Ele diz ainda desejar "contaminar" as demais orquestras do país
para que elas elevem seu padrão
técnico e com isso também permitam a oferta de músicos cada
vez mais qualificados.
Eis sua entrevista à Folha.
Folha - Com a Sala São Paulo,
uma parte do público enfrentou
dificuldades para obter ingressos. Como isso será resolvido?
John Neschling - O problema é
de administração da bilheteria.
No primeiro mês de funcionamento, a bilheteria esteve nas
mãos da Secretaria da Cultura. A
orquestra não teve nenhum controle, e uma parte do público "habitué" sofreu com essa circunstância. Foram distribuídos convites que, em tese, lotariam a sala.
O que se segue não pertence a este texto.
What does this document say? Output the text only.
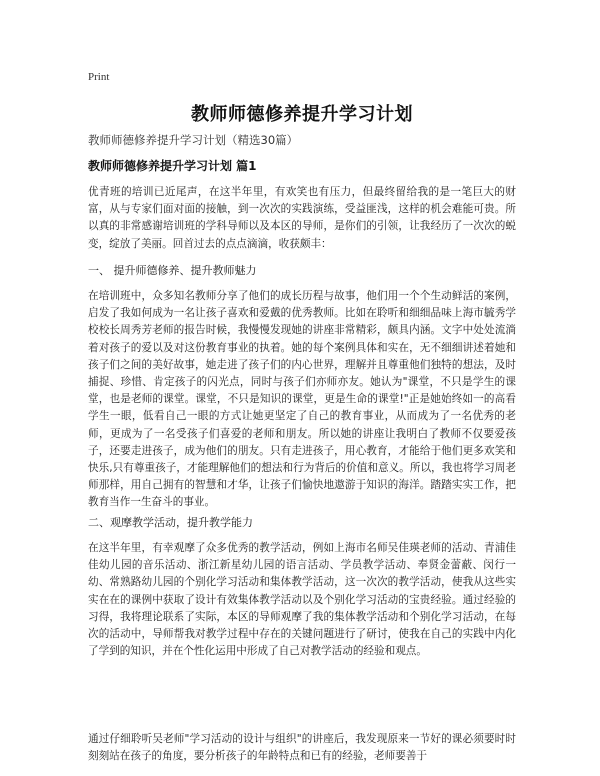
Print
教师师德修养提升学习计划
教师师德修养提升学习计划（精选30篇）
教师师德修养提升学习计划 篇1

优青班的培训已近尾声，在这半年里，有欢笑也有压力，但最终留给我的是一笔巨大的财富，从与专家们面对面的接触，到一次次的实践演练，受益匪浅，这样的机会难能可贵。所以真的非常感谢培训班的学科导师以及本区的导师，是你们的引领，让我经历了一次次的蜕变，绽放了美丽。回首过去的点点滴滴，收获颇丰：

一、 提升师德修养、提升教师魅力

在培训班中，众多知名教师分享了他们的成长历程与故事，他们用一个个生动鲜活的案例，启发了我如何成为一名让孩子喜欢和爱戴的优秀教师。比如在聆听和细细品味上海市毓秀学校校长周秀芳老师的报告时候，我慢慢发现她的讲座非常精彩，颇具内涵。文字中处处流淌着对孩子的爱以及对这份教育事业的执着。她的每个案例具体和实在，无不细细讲述着她和孩子们之间的美好故事，她走进了孩子们的内心世界，理解并且尊重他们独特的想法，及时捕捉、珍惜、肯定孩子的闪光点，同时与孩子们亦师亦友。她认为"课堂，不只是学生的课堂，也是老师的课堂。课堂，不只是知识的课堂，更是生命的课堂!"正是她始终如一的高看学生一眼，低看自己一眼的方式让她更坚定了自己的教育事业，从而成为了一名优秀的老师，更成为了一名受孩子们喜爱的老师和朋友。所以她的讲座让我明白了教师不仅要爱孩子，还要走进孩子，成为他们的朋友。只有走进孩子，用心教育，才能给于他们更多欢笑和快乐,只有尊重孩子，才能理解他们的想法和行为背后的价值和意义。所以，我也将学习周老师那样，用自己拥有的智慧和才华，让孩子们愉快地遨游于知识的海洋。踏踏实实工作，把教育当作一生奋斗的事业。

二、观摩教学活动，提升教学能力

在这半年里，有幸观摩了众多优秀的教学活动，例如上海市名师吴佳瑛老师的活动、青浦佳佳幼儿园的音乐活动、浙江新星幼儿园的语言活动、学员教学活动、奉贤金蕾蔽、闵行一幼、常熟路幼儿园的个别化学习活动和集体教学活动，这一次次的教学活动，使我从这些实实在在的课例中获取了设计有效集体教学活动以及个别化学习活动的宝贵经验。通过经验的习得，我将理论联系了实际，本区的导师观摩了我的集体教学活动和个别化学习活动，在每次的活动中，导师帮我对教学过程中存在的关键问题进行了研讨，使我在自己的实践中内化了学到的知识，并在个性化运用中形成了自己对教学活动的经验和观点。

通过仔细聆听吴老师"学习活动的设计与组织"的讲座后，我发现原来一节好的课必须要时时刻刻站在孩子的角度，要分析孩子的年龄特点和已有的经验，老师要善于
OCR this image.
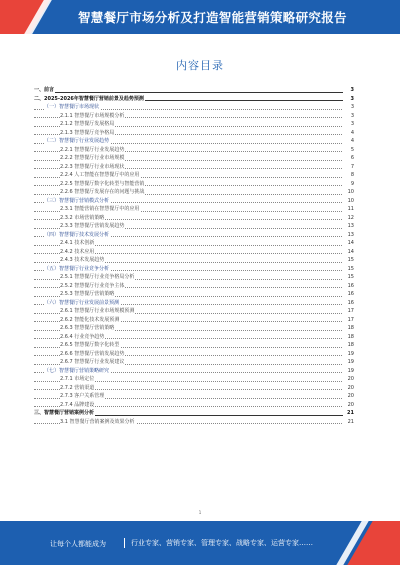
智慧餐厅市场分析及打造智能营销策略研究报告
内容目录
一、前言	3
二、2025-2026年智慧餐厅营销前景及趋势预测	3
（一）智慧餐厅市场现状	3
2.1.1 智慧餐厅市场规模分析	3
2.1.2 智慧餐厅发展格局	3
2.1.3 智慧餐厅竞争格局	4
（二）智慧餐厅行业发展趋势	4
2.2.1 智慧餐厅行业发展趋势	5
2.2.2 智慧餐厅行业市场规模	6
2.2.3 智慧餐厅行业市场现状	7
2.2.4 人工智能在智慧餐厅中的应用	8
2.2.5 智慧餐厅数字化转型与智能营销	9
2.2.6 智慧餐厅发展存在的问题与挑战	10
（三）智慧餐厅营销模式分析	10
2.3.1 智能营销在智慧餐厅中的应用	11
2.3.2 市场营销策略	12
2.3.3 智慧餐厅营销发展趋势	13
（四）智慧餐厅技术发展分析	13
2.4.1 技术创新	14
2.4.2 技术应用	14
2.4.3 技术发展趋势	15
（五）智慧餐厅行业竞争分析	15
2.5.1 智慧餐厅行业竞争格局分析	15
2.5.2 智慧餐厅行业竞争主体	16
2.5.3 智慧餐厅营销策略	16
（六）智慧餐厅行业发展前景预测	16
2.6.1 智慧餐厅行业市场规模预测	17
2.6.2 智能化技术发展预测	17
2.6.3 智慧餐厅营销策略	18
2.6.4 行业竞争趋势	18
2.6.5 智慧餐厅数字化转型	18
2.6.6 智慧餐厅营销发展趋势	19
2.6.7 智慧餐厅行业发展建议	19
（七）智慧餐厅营销策略研究	19
2.7.1 市场定位	20
2.7.2 营销渠道	20
2.7.3 客户关系管理	20
2.7.4 品牌建设	20
三、智慧餐厅营销案例分析	21
3.1 智慧餐厅营销案例及效果分析	21
1
让每个人都能成为	行业专家、营销专家、管理专家、战略专家、运营专家……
Mas, no momento do concerto,
muitas das poltronas estavam vazias. São problemas decorrentes
da inauguração e da curiosidade
que a sala despertou. Acredito
que agora tudo esteja resolvido.
Folha - A orquestra terá uma
turnê em setembro. O que significa se "expor" fora de SP?
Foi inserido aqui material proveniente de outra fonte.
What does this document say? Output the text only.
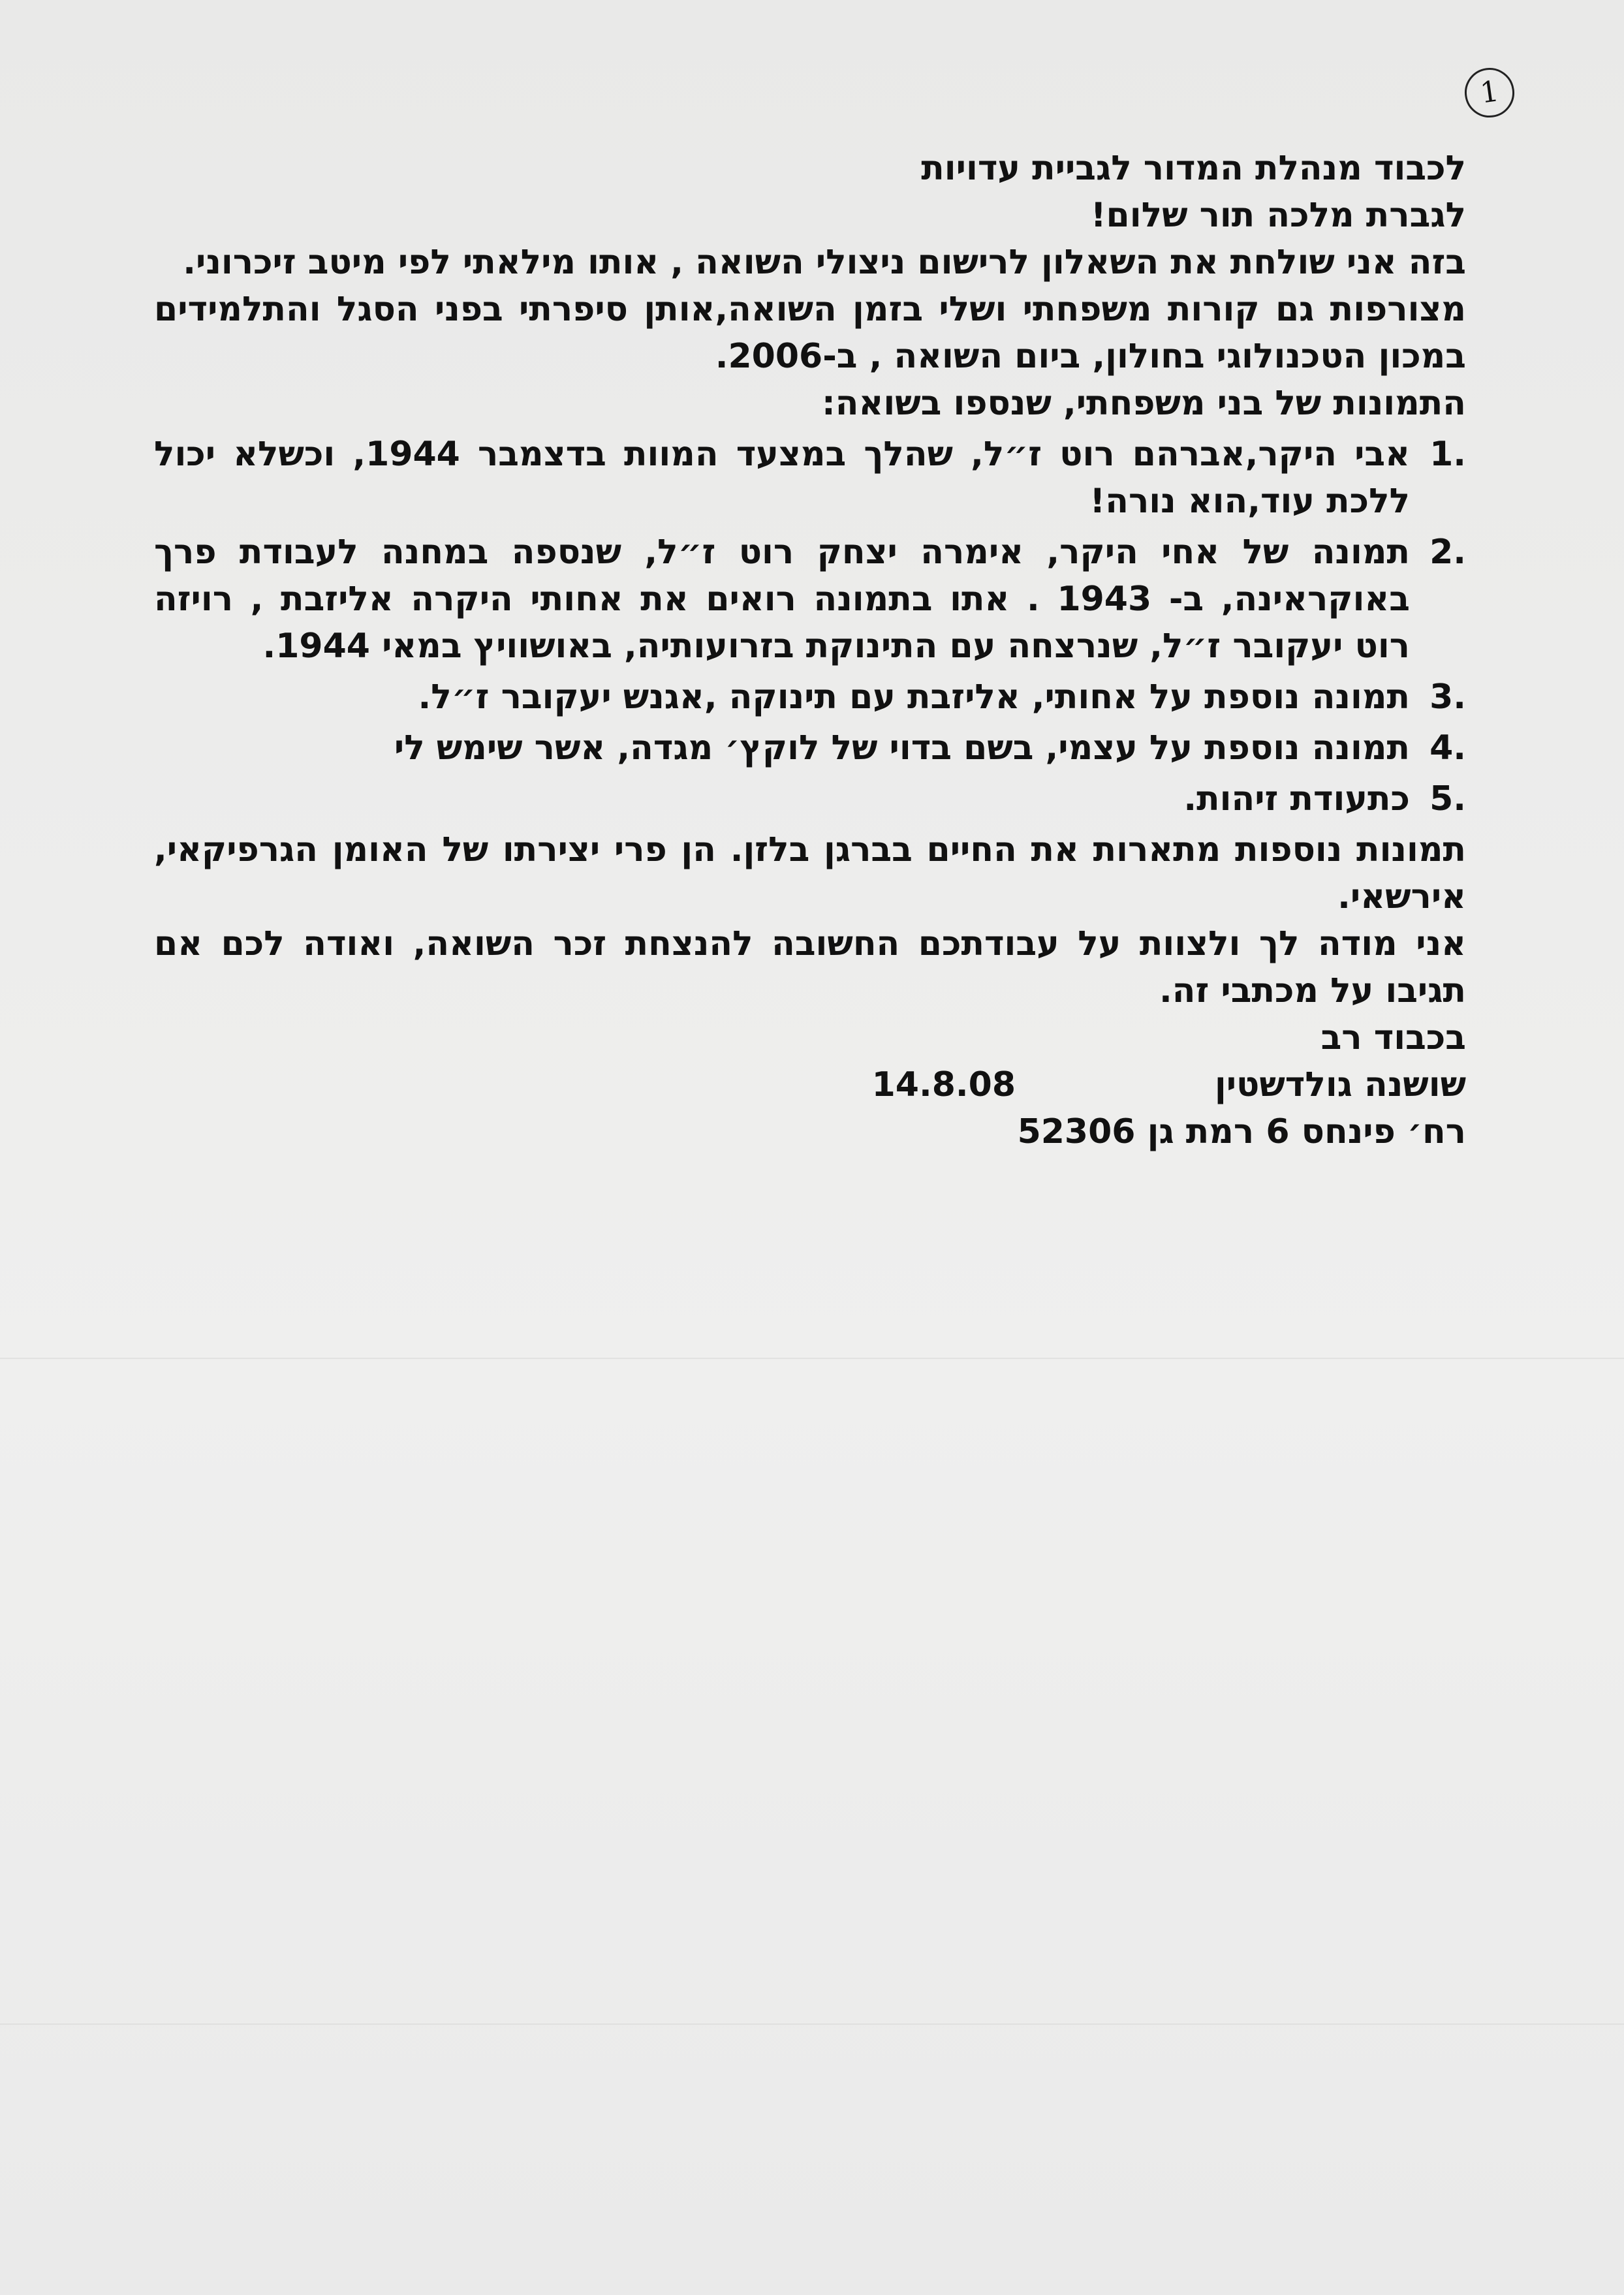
1
לכבוד מנהלת המדור לגביית עדויות
לגברת מלכה תור שלום!

בזה אני שולחת את השאלון לרישום ניצולי השואה , אותו מילאתי לפי מיטב זיכרוני.

מצורפות גם קורות משפחתי ושלי בזמן השואה,אותן סיפרתי בפני הסגל והתלמידים במכון הטכנולוגי בחולון, ביום השואה , ב-2006.

התמונות של בני משפחתי, שנספו בשואה:
1.
אבי היקר,אברהם רוט ז״ל, שהלך במצעד המוות בדצמבר 1944, וכשלא יכול ללכת עוד,הוא נורה!
2.
תמונה של אחי היקר, אימרה יצחק רוט ז״ל, שנספה במחנה לעבודת פרך באוקראינה, ב- 1943 . אתו בתמונה רואים את אחותי היקרה אליזבת , רויזה רוט יעקובר ז״ל, שנרצחה עם התינוקת בזרועותיה, באושוויץ במאי 1944.
3.
תמונה נוספת על אחותי, אליזבת עם תינוקה ,אגנש יעקובר ז״ל.
4.
תמונה נוספת על עצמי, בשם בדוי של לוקץ׳ מגדה, אשר שימש לי
5.
כתעודת זיהות.

תמונות נוספות מתארות את החיים בברגן בלזן. הן פרי יצירתו של האומן הגרפיקאי, אירשאי.

אני מודה לך ולצוות על עבודתכם החשובה להנצחת זכר השואה, ואודה לכם אם תגיבו על מכתבי זה.

בכבוד רב
שושנה גולדשטין
14.8.08
רח׳ פינחס 6 רמת גן 52306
Neschling - A Osesp deveria se
exibir em várias capitais. Mas, por
questões de agenda e de transporte, nos apresentaremos apenas no
Rio e em Curitiba. Uma turnê nacional seria importante, paradigmática, para contagiar orquestras
de outros Estados e municípios.
Não quero ser exceção, quero ser
um parâmetro. Se não houver
mercado, não haverá músicos
nem para nós. É uma dificuldade
que já estamos encontrando nas
audições de recrutamento.
Folha - O que deve ser feito
para aumentar ainda mais o padrão de qualidade sinfônica que
o conjunto atingiu?
Neschling - É preciso obrigá-la
a concorrer com o que há de mais
sofisticado na música sinfônica.
Expô-la à crítica internacional,
pagar aos músicos um salário relativamente igual ao pago nas
grandes orquestras do mundo,
para poder atrair grandes personalidades. Precisamos ter uma
temporada de nível elevadíssimo,
grandes regentes e solistas convidados, que exijam o máximo dos
músicos e não achem que "pro
Brasil tá bom assim mesmo...".
Folha - Qual a relação entre o
aperfeiçoamento da sonoridade
e a transformação da orquestra
em organização social?
Neschling - Nunca o Estado teve a vocação de manter dentro de
suas instituições um conjunto
sinfônico dessa natureza e qualidade. Manter esse projeto vivo e
funcionando dentro de padrões
internacionais é completamente
impossível nas malhas da burocracia. Chegou a hora de decidir:
ou a gente funciona como qualquer outra orquestra sinfônica
desse nível, dentro de uma estrutura própria, ágil e independente,
ou estamos condenados inexoravelmente à mediocridade.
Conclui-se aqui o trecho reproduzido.